Location: Watershed Management ResearchTitle: An evaluation of methods for determining during-storm precipitation phase and the rain/snow transition elevation at the surface in a mountain basin Author
Submitted to: Advances in Water Resources
Publication Type: Peer Reviewed Journal
Publication Acceptance Date: 12/4/2012
Publication Date: 5/1/2013
Citation: Marks, D.G., Winstral, A.H., Reba, M.L., Pomeroy, J., Kumar, M. 2013. An evaluation of methods for determining during-storm precipitation phase and the rain/snow transition elevation at the surface in a mountain basin. Advances in Water Resources. 55:98-110. DOI: 10.1016/j.advwatres.2012.11.012. Interpretive Summary: Using data from the Reynolds Creek Experimental Watershed, the authors discuss the difficulty associated with determining precipitation phase during a storm, show that the air temperature is not an effective determinate of phase and that humidity, either dew point or wet bulb temperature can be used to accurately characterize phase. Twelve years of precipitation, snow depth and SWE, temperature and humidity data from the Reynolds Mtn. East catchment are used to validate the method. Data from a transect along 800 m of elevation are used to illustrate the dynamic nature of the rain-snow transition during a major storm. This information will be used to improve our understanding of precipitation in mountain regions and will result in better hydrologic models that more accurately predict streamflow and water supplies.

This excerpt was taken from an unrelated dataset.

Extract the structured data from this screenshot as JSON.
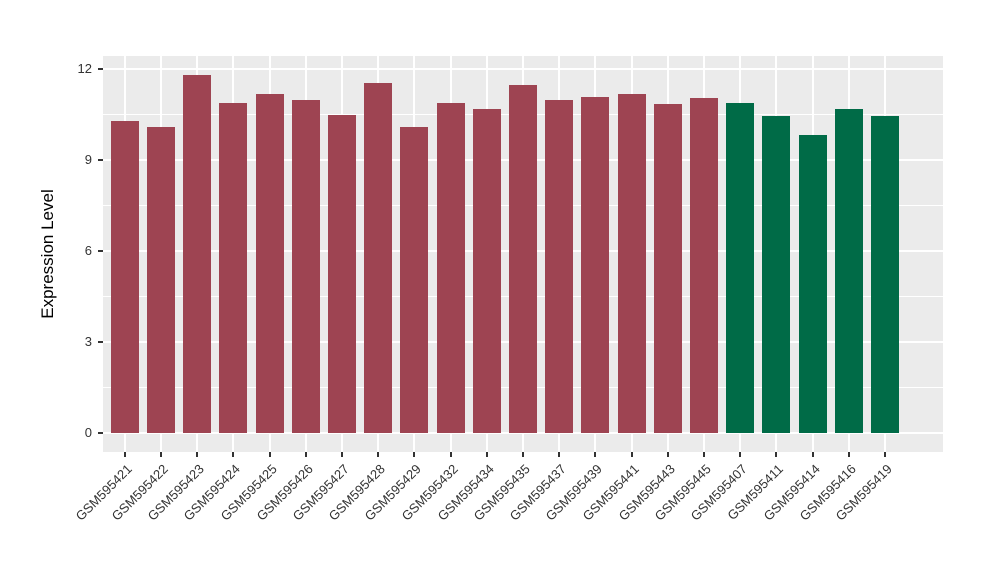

Technical Abstract: Determining surface precipitation phase is required to properly correct precipitation gage data for wind effects, to determine the hydrologic response to a precipitation event, and for hydrologic modeling when rain will be treated differently from snow. In this paper we present a comparison of several methods for determining precipitation phase using 12 years of hourly precipitation, weather and snow data from a long-term measurement site at Reynolds Mountain East (RME), a headwater catchment within the Reynolds Creek Experimental Watershed (RCEW), in the Owyhee Mountains of Idaho, USA. Methods are based on thresholds of 1) air temperature (Ta) at 0°C, 2) dual Ta threshold, -1 to 3°C, 3) dewpoint temperature (Td) at 0°C, and 4) wet bulb temperature (Tw) at 0°C. The comparison shows that at the RME Grove site, the dual threshold approach predicts too much snow, while Ta, Td and Tw are generally similar predicting equivalent snow volumes over the 12 year-period indicating that during storms the cloud level is at or close to the surface at this location. To scale up the evaluation of these methods we evaluate them across a 380 m elevation range in RCEW during a large mixed-phase storm event. The event began as snow at all elevations and over the course of 4 hours transitioned to rain at the lowest through highest elevations. Using 15-minute measurements of precipitation, changes in snow depth (zs), Ta, Td and Tw, at seven sites through this elevation range, we found precipitation phase linked to the during-storm surface humidity. By measuring humidity along an elevation gradient during the storm we are able to reliably estimate precipitation phase and effectively track the elevation of the rain/snow transition during the event.